Я сворачиваю с Тигром за угол, поражаясь тому факту, что, оказывается, выгуливать собак вовсе не так весело и забавно, как это кажется, когда смотришь на собачников в Раньон Каньон. Унылые и практически пустынные улочки Картей-Сиркл представляют собой пейзаж далеко не впечатляющий. А Тигр — совсем не пушистый мягкий симпатичный зверек. Это скорее похоже на выгул хмурого старого дедушки, а не собаки, и я абсолютно уверена, что у меня это плохо получается. Интересно, ему не будет больно, если натянуть поводок?

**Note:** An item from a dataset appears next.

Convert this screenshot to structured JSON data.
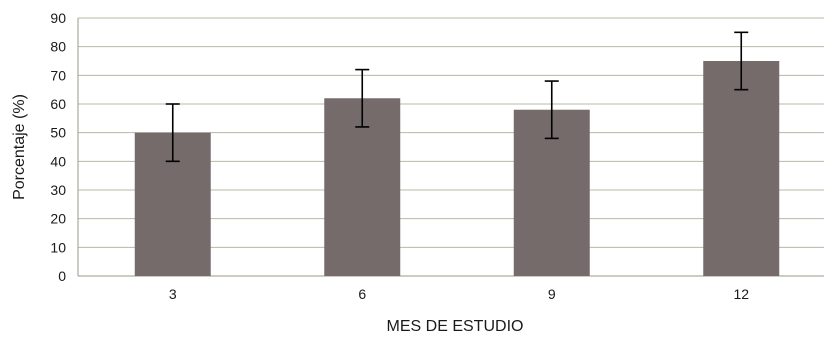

И, подтягивая к себе Тигра, я воображаю, как нечаянно могу хлестнуть его по загривку и как мне потом придется объяснять заплаканной Холли, что я не знала, что с собаками так поступать не следует.

Когда я вновь запускаю Тигра в его клетку на кухне — разве это нормально, держать собак в клетках? и почему мы никогда не поступали так с нашими собаками? — я чувствую, как тот энтузиазм, с которым я приступила к своей новой должности, постепенно начинает улетучиваться. «Нужно немножко поживиться запасами», — думаю я, вспомнив, что не забыла перед собеседованием положить в сумочку свой флакон, и бросая на нее взгляд.

Разумеется, я здесь совершенно одна, но тем не менее я проскальзываю в ванную комнату Холли, высыпаю на руку немного коки и вдыхаю. «Я понимаю, что так начинать свой первый рабочий день нельзя, — обращаюсь я про себя к Холли, вдыхая дозу. — Но заставлять меня убирать дерьмо за твоей собакой и сажать ее в клетку тоже нехорошо».

Заново ощутив прилив энергии, я решаю нюхнуть еще немного, потом прощаюсь с Тигром, запираю дверь на ключ и понимаю, что мне совершенно не хочется идти сейчас для Холли за покупками в магазин, равно как и забирать из химчистки ее одежду. Кэрен, вообще-то, сказала, что я просто могу заняться этим «попозже», но не уточнила, когда именно — сегодня или на неделе. Теперь, когда кока начал циркулировать по моим венам, я понимаю, что мне нужно сделать и что-то для себя и что покраска шкафа — отличный способ отметить этот поворотный момент в моей жизни.

Я сажусь в машину и еду к магазину красок в Беверли. Вообще-то я никогда не считала, что умею красить. Но мне нужно доказать миру, что увольнение и работа в качестве личной ассистентки — это не так уж и плохо, и если покрашу этот шкаф, то буду гордиться тем, что могу гораздо больше. А завтра я начну работу над сценарием.

Припарковывая машину, я вдруг ощущаю крайнее утомление и нервозность. Но мысль о том, чтобы все бросить, вернуться домой, лечь в постель и уснуть к чертовой матери, просто не представляется реально возможной, поэтому я захожу в магазин и объясняю парню за прилавком, что мне нужна серая краска.

Он начинает выносить мне маленькие кусочки картона с образцами краски всевозможных оттенков, уточняя, хочу ли я серебристо-серый или зеленовато-серый? Мне хочется дать ему по шее. Он что, не понимает, что плевать я хотела на все эти цветовые нюансы и что люди препираются из-за всех этих розовато-лиловых, серо-коричневых и светло-голубых оттенков только потому, что им больше нечем заняться?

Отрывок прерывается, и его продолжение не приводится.